These are the key concepts you need to understand to accurately answer the question.

Oxidation Numbers
Understanding oxidation numbers is crucial to mastering redox reactions. An oxidation number, sometimes referred to as oxidation state, is a figure that represents the total number of electrons that an atom either gains or loses to form a chemical bond with another atom. Each atom in a molecule is assigned an oxidation number, which can be positive, negative, or zero, indicating the atom's electronic status when it forms part of a compound.

For instance, in a compound like water (H2O), hydrogen (H) has an oxidation number of +1, while oxygen (O) has an oxidation number of -2. This assignment is based on electronegativity and standardized rules, such as the fact that oxygen generally has an oxidation number of -2 in its compounds, except in peroxides. By calculating how these numbers change in a redox reaction, we can determine which species are oxidized and which are reduced.
Electron Transfer
In the realm of redox reactions, the movement of electrons from one substance to another is a defining feature. The term electron transfer refers to this process. When a substance loses electrons, it is oxidized; when a substance gains electrons, it is reduced. This electron transfer is fundamental to the chemical changes in redox reactions, often resulting in changes in chemical properties and energy release.
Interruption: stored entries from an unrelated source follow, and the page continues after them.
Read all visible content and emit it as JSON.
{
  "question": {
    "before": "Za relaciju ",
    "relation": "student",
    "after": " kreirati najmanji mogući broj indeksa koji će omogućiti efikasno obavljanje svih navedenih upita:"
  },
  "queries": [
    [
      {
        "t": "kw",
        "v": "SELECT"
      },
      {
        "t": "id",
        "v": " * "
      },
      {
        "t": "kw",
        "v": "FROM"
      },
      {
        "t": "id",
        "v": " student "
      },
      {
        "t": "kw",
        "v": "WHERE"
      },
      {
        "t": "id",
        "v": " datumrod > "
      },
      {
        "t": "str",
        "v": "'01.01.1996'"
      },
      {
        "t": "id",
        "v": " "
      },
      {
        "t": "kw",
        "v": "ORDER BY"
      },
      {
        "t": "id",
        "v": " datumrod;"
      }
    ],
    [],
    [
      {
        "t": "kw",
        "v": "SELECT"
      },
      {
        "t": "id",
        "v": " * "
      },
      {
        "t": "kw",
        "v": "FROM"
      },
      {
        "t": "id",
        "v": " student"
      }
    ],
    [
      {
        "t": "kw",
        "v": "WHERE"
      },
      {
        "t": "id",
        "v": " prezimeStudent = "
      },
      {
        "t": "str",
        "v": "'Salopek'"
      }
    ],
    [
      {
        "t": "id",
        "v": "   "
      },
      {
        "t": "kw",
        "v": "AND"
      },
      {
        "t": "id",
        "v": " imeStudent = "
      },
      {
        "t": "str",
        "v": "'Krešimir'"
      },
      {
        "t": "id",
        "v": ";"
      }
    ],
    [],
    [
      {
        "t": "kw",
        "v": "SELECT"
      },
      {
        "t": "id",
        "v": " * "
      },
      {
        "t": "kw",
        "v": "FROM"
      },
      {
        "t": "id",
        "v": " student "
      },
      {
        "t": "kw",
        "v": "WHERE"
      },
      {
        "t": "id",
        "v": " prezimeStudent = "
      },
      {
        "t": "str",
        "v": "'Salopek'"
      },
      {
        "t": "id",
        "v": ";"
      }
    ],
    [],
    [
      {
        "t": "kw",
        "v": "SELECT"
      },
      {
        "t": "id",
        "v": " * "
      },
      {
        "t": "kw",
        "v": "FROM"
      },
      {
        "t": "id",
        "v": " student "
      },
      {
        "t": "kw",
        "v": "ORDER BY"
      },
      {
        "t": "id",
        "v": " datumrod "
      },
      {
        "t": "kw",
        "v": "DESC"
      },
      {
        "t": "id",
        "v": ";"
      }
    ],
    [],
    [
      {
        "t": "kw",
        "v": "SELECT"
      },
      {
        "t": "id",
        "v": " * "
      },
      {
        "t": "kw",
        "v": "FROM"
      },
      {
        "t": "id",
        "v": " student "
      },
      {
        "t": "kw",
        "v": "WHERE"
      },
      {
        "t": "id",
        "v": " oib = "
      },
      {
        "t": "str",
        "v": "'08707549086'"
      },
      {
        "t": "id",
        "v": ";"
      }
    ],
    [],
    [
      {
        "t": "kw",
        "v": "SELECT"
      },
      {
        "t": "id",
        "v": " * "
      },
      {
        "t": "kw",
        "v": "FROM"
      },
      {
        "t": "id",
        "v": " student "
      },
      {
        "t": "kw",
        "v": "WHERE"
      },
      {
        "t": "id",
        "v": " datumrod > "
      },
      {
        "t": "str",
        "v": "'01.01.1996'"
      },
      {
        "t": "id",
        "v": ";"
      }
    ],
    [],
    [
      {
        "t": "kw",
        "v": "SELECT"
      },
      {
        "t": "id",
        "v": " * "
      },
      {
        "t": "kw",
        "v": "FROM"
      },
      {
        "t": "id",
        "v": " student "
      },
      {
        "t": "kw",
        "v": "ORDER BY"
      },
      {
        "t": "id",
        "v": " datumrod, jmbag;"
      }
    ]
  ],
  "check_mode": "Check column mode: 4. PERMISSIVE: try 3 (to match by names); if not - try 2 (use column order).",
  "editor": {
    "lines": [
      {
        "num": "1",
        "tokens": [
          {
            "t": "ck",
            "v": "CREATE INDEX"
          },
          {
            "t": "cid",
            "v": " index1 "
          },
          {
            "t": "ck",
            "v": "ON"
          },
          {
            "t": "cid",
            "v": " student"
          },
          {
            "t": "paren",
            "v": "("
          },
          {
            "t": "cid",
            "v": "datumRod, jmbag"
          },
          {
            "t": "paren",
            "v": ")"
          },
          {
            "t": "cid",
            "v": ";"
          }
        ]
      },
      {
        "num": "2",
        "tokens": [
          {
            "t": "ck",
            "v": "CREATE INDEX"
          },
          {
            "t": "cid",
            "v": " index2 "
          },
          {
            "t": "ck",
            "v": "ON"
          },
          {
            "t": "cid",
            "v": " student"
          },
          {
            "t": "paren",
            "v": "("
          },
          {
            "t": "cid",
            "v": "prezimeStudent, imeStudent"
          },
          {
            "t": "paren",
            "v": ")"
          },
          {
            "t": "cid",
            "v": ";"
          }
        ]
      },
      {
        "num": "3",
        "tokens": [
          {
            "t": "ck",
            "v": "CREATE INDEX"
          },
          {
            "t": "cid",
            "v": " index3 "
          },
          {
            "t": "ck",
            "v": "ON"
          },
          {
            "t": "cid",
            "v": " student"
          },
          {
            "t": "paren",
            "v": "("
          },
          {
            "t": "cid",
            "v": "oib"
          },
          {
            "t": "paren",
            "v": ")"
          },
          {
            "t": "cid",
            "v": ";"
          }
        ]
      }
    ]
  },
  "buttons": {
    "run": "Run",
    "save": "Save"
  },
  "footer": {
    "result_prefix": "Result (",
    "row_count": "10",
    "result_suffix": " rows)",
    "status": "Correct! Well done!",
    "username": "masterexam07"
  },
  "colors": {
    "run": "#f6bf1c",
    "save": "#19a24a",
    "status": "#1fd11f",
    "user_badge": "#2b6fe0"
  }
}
For example, when sodium (Na) reacts with chlorine (Cl) to form sodium chloride (NaCl), sodium loses one electron becoming Na+, and chlorine gains that electron to become Cl-. Here, we see electron transfer resulting in the formation of ions, which is indicative of oxidation and reduction.
Chemical Reactions
The core of chemistry lies in chemical reactions, where reactants interact and transform into products. These transformations occur due to the breaking and forming of chemical bonds, which involve energy changes. Reactions are classified into different types, such as synthesis, decomposition, single displacement, double displacement, and combustion. Importantly, redox reactions are a type of chemical reaction that includes the transfer of electrons between species.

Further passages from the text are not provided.